In late July, when Dow announced disappointing second-quarter results, its stock plummeted 10%, making the company an even more alluring target for a breakup bid. Officials inside Blavatnik's Access - unaware of the nascent parallel activity in Oman - began mulling an LBO of Dow as an indirect means of capturing Dow's commodities assets. In August and September they prepared a breakup analysis for Dow using the code name Achilles (because Dow's commodities unit was its "Achilles' heel" as far as share price was concerned). Remarkably, Reinhard played a key role in preparing Access's breakup analysis of Dow, according to both internal Access e-mails and the later deposition testimony of Access's mergers and acquisitions chief, Philip Kassin. Reinhard identified appropriate comparable companies for each of Dow's business segments - information not provided in Dow's 10-K - and extrapolated appropriate earnings multiples.
By mid-September, Access officials had completed their analysis.

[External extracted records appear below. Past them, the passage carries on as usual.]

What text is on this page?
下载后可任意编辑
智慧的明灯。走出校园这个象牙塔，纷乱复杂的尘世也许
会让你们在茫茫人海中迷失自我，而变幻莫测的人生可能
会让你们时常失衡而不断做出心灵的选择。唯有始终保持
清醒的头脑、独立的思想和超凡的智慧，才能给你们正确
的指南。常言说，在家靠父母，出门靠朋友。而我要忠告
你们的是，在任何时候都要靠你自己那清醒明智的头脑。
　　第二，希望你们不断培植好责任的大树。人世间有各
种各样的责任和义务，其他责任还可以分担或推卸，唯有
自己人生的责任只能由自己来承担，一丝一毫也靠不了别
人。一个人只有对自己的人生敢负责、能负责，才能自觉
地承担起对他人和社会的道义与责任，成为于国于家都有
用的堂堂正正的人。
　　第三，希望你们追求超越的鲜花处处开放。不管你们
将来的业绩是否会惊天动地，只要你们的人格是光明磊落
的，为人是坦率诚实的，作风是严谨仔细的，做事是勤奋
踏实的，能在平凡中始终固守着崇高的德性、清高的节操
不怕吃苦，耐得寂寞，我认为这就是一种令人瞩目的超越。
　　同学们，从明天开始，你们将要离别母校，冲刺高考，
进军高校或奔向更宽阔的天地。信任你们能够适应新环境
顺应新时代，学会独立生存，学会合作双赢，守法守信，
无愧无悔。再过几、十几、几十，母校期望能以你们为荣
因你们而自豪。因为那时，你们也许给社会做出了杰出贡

The draft noted that the "deal would most likely have to be 'hostile.'" On Sept. 18, 2006, after a Basell board meeting at its laboratory in Ferrara, Italy, Kassin, Reinhard, Blavatnik, and Basell's CEO met in a small private office, and Kassin presented his LBO proposal. When he was just minutes into it, Kassin later testified, Blavatnik cut him off, saying the deal was "too big, probably not doable," and that he had "no desire to do anything hostile." Shortly after the meeting, Kassin e-mailed a colleague about the debacle, noting, "Pedro very very very pissed."

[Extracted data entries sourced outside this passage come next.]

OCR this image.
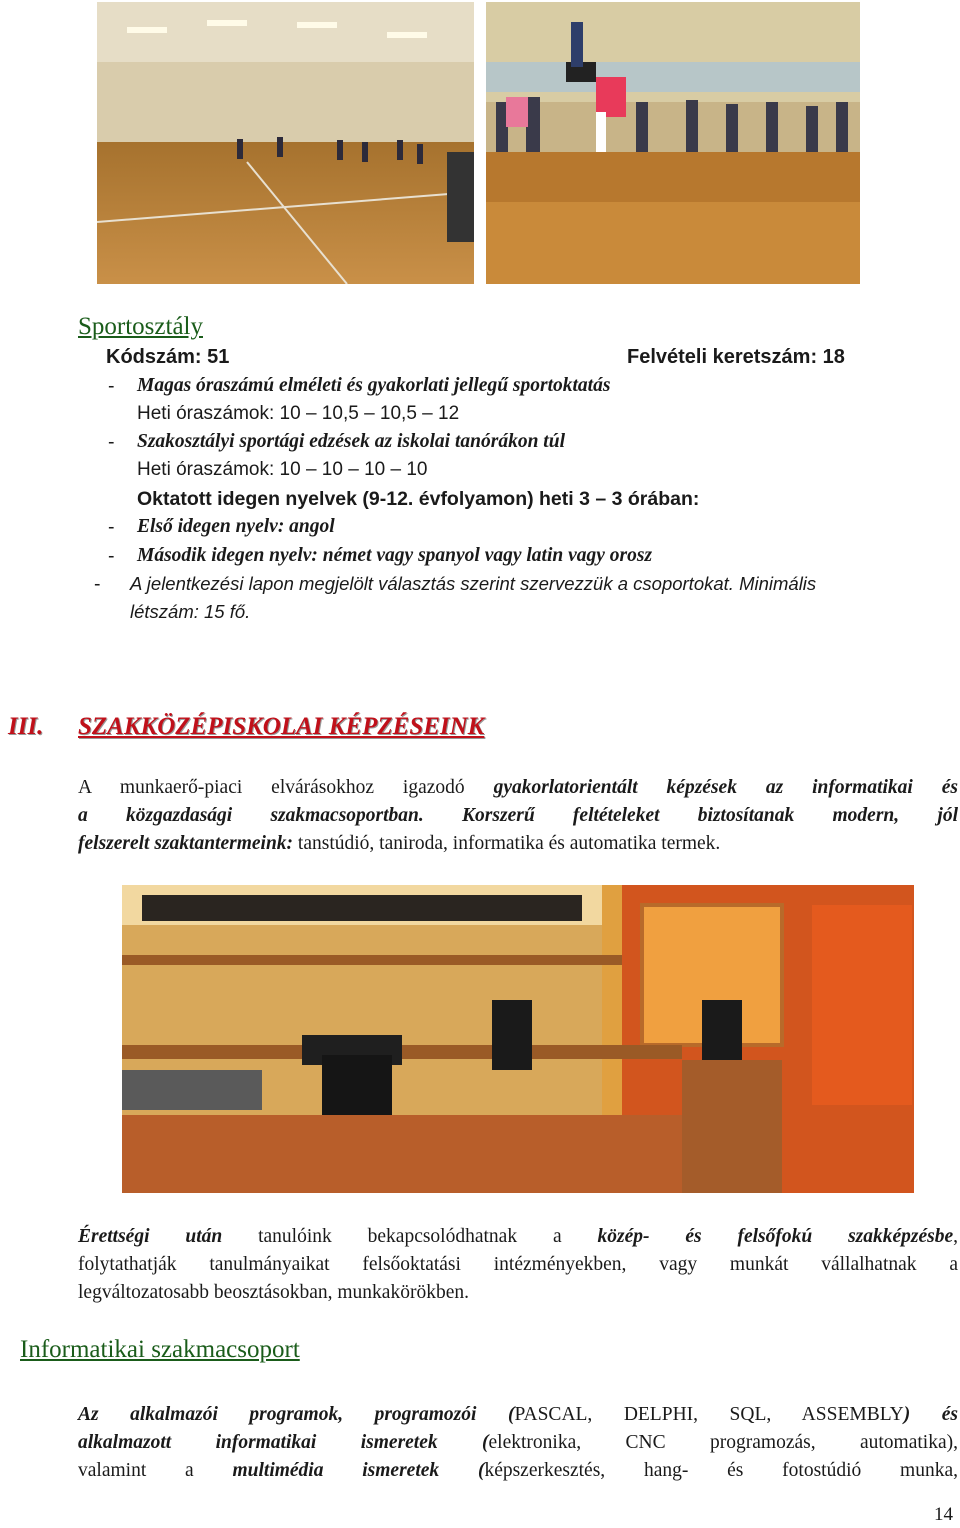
Sportosztály
Kódszám: 51	Felvételi keretszám: 18
- Magas óraszámú elméleti és gyakorlati jellegű sportoktatás
Heti óraszámok: 10 – 10,5 – 10,5 – 12
- Szakosztályi sportági edzések az iskolai tanórákon túl
Heti óraszámok: 10 – 10 – 10 – 10
Oktatott idegen nyelvek (9-12. évfolyamon) heti 3 – 3 órában:
- Első idegen nyelv: angol
- Második idegen nyelv: német vagy spanyol vagy latin vagy orosz
- A jelentkezési lapon megjelölt választás szerint szervezzük a csoportokat. Minimális
létszám: 15 fő.
III. SZAKKÖZÉPISKOLAI KÉPZÉSEINK
A munkaerő-piaci elvárásokhoz igazodó gyakorlatorientált képzések az informatikai és
a közgazdasági szakmacsoportban. Korszerű feltételeket biztosítanak modern, jól
felszerelt szaktantermeink: tanstúdió, taniroda, informatika és automatika termek.
Érettségi után tanulóink bekapcsolódhatnak a közép- és felsőfokú szakképzésbe,
folytathatják tanulmányaikat felsőoktatási intézményekben, vagy munkát vállalhatnak a
legváltozatosabb beosztásokban, munkakörökben.
Informatikai szakmacsoport
Az alkalmazói programok, programozói (PASCAL, DELPHI, SQL, ASSEMBLY) és
alkalmazott informatikai ismeretek (elektronika, CNC programozás, automatika),
valamint a multimédia ismeretek (képszerkesztés, hang- és fotostúdió munka,
14
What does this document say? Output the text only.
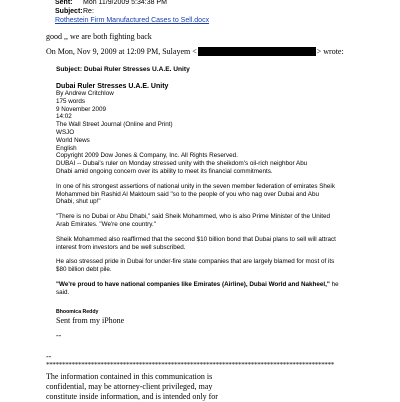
Sent: Mon 11/9/2009 5:34:38 PM
Subject:Re:
Rothestein Firm Manufactured Cases to Sell.docx
good ,, we are both fighting back
On Mon, Nov 9, 2009 at 12:09 PM, Sulayem <	> wrote:
Subject: Dubai Ruler Stresses U.A.E. Unity
Dubai Ruler Stresses U.A.E. Unity
By Andrew Critchlow
175 words
9 November 2009
14:02
The Wall Street Journal (Online and Print)
WSJO
World News
English
Copyright 2009 Dow Jones & Company, Inc. All Rights Reserved.
DUBAI -- Dubai's ruler on Monday stressed unity with the sheikdom's oil-rich neighbor Abu
Dhabi amid ongoing concern over its ability to meet its financial commitments.
In one of his strongest assertions of national unity in the seven member federation of emirates Sheik
Mohammed bin Rashid Al Maktoum said "so to the people of you who nag over Dubai and Abu
Dhabi, shut up!"
"There is no Dubai or Abu Dhabi," said Sheik Mohammed, who is also Prime Minister of the United
Arab Emirates. "We're one country."
Sheik Mohammed also reaffirmed that the second $10 billion bond that Dubai plans to sell will attract
interest from investors and be well subscribed.
He also stressed pride in Dubai for under-fire state companies that are largely blamed for most of its
$80 billion debt pile.
"We're proud to have national companies like Emirates (Airline), Dubai World and Nakheel," he
said.
Bhoomica Reddy
Sent from my iPhone
--
--
******************************************************************************************
The information contained in this communication is
confidential, may be attorney-client privileged, may
constitute inside information, and is intended only for
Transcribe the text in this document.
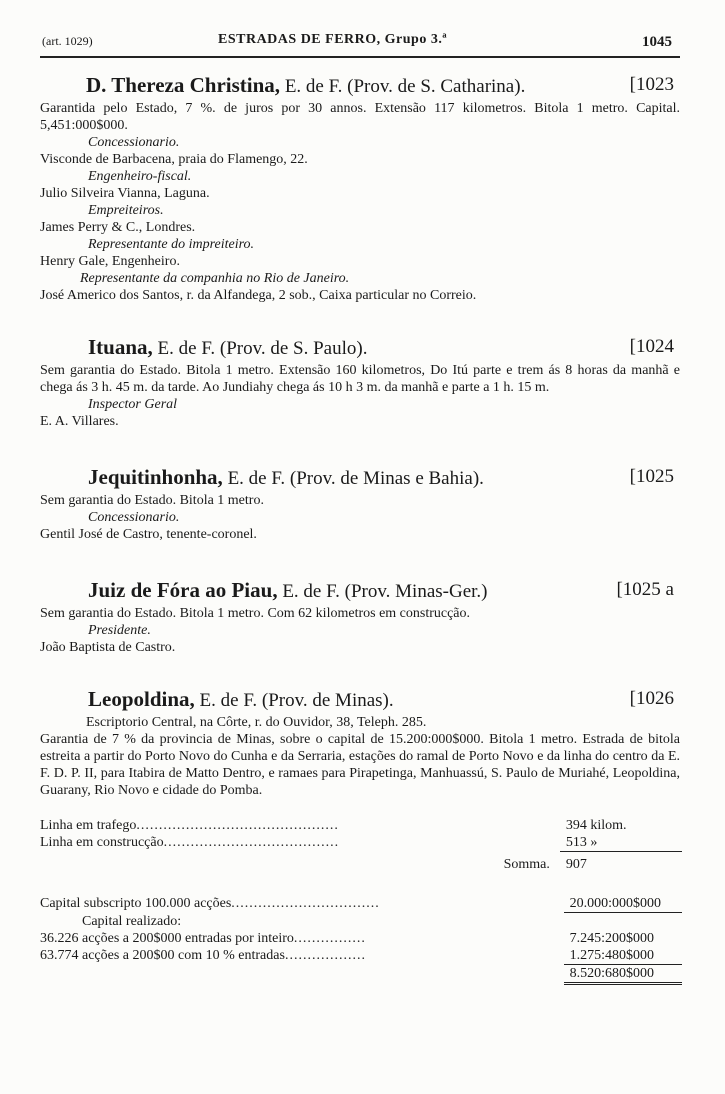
(art. 1029)	ESTRADAS DE FERRO, Grupo 3.ª	1045
D. Thereza Christina, E. de F. (Prov. de S. Catharina).	[1023
Garantida pelo Estado, 7 %. de juros por 30 annos. Extensão 117 kilometros. Bitola 1 metro. Capital. 5,451:000$000.
Concessionario.
Visconde de Barbacena, praia do Flamengo, 22.
Engenheiro-fiscal.
Julio Silveira Vianna, Laguna.
Empreiteiros.
James Perry & C., Londres.
Representante do impreiteiro.
Henry Gale, Engenheiro.
Representante da companhia no Rio de Janeiro.
José Americo dos Santos, r. da Alfandega, 2 sob., Caixa particular no Correio.
Ituana, E. de F. (Prov. de S. Paulo).	[1024
Sem garantia do Estado. Bitola 1 metro. Extensão 160 kilometros, Do Itú parte e trem ás 8 horas da manhã e chega ás 3 h. 45 m. da tarde. Ao Jundiahy chega ás 10 h 3 m. da manhã e parte a 1 h. 15 m.
Inspector Geral
E. A. Villares.
Jequitinhonha, E. de F. (Prov. de Minas e Bahia).	[1025
Sem garantia do Estado. Bitola 1 metro.
Concessionario.
Gentil José de Castro, tenente-coronel.
Juiz de Fóra ao Piau, E. de F. (Prov. Minas-Ger.)	[1025 a
Sem garantia do Estado. Bitola 1 metro. Com 62 kilometros em construcção.
Presidente.
João Baptista de Castro.
Leopoldina, E. de F. (Prov. de Minas).	[1026
Escriptorio Central, na Côrte, r. do Ouvidor, 38, Teleph. 285.
Garantia de 7 % da provincia de Minas, sobre o capital de 15.200:000$000. Bitola 1 metro. Estrada de bitola estreita a partir do Porto Novo do Cunha e da Serraria, estações do ramal de Porto Novo e da linha do centro da E. F. D. P. II, para Itabira de Matto Dentro, e ramaes para Pirapetinga, Manhuassú, S. Paulo de Muriahé, Leopoldina, Guarany, Rio Novo e cidade do Pomba.
Linha em trafego.............................................	394 kilom.
Linha em construcção.......................................	513 »
Somma.	907
Capital subscripto 100.000 acções.................................	20.000:000$000
Capital realizado:	
36.226 acções a 200$000 entradas por inteiro................	7.245:200$000
63.774 acções a 200$00 com 10 % entradas..................	1.275:480$000
	8.520:680$000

Someone - Dow hypothesizes Reinhard - wouldn't let the idea die. In October, Terry Ruane, the same consultant who had asked Ed Wilson to do a breakup evaluation of Dow in July, contacted Kassin at Access and described an Omani-led bid to do a Dow LBO, advised by J.P. Morgan Cazenove and to be sponsored by U.S. private equity players. He urged Access to participate. Ruane told Kassin not to tell Reinhard about the Omani bid at this point, acting as if it were a secret, but in an affidavit later submitted in the litigation, Ruane says it had actually been Reinhard who told Ruane to contact Kassin in the first place. (Reinhard's and Kreinberg's lawyers have sharply challenged Ruane's credibility, with some basis: Kassin and Wilson testified that he sometimes "exaggerates" or "spins" to get deals done, and Kassin added that he sometimes works multiple sides of a deal. Ruane also has ongoing consulting contracts with Dow.)

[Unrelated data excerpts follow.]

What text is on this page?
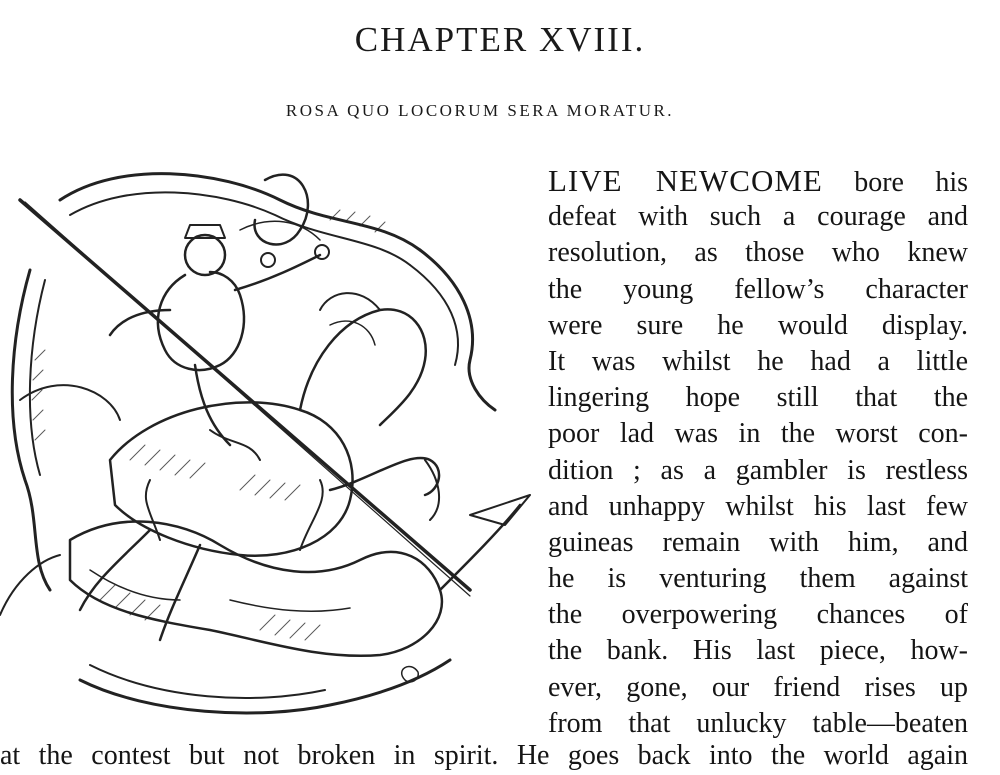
CHAPTER XVIII.
ROSA QUO LOCORUM SERA MORATUR.
LIVE NEWCOME bore his
defeat with such a courage and
resolution, as those who knew
the young fellow’s character
were sure he would display.
It was whilst he had a little
lingering hope still that the
poor lad was in the worst con-
dition ; as a gambler is restless
and unhappy whilst his last few
guineas remain with him, and
he is venturing them against
the overpowering chances of
the bank. His last piece, how-
ever, gone, our friend rises up
from that unlucky table—beaten
at the contest but not broken in spirit. He goes back into the world again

After having coffee with Ruane in London, Kassin e-mailed Blavatnik: "The consortium preference is to have Pedro as chairman and Romeo Kreinberg as CEO." Kassin stressed that the deal might not be hostile, after all. "[Ruane] said most of the management is supportive and involved - except, obviously, Liveris." Once an LBO bid is made, a board has a fiduciary obligation to shareholders to assess it on its merits, regardless of what the CEO may think of it. If a majority of the board approves, the deal would technically be considered friendly.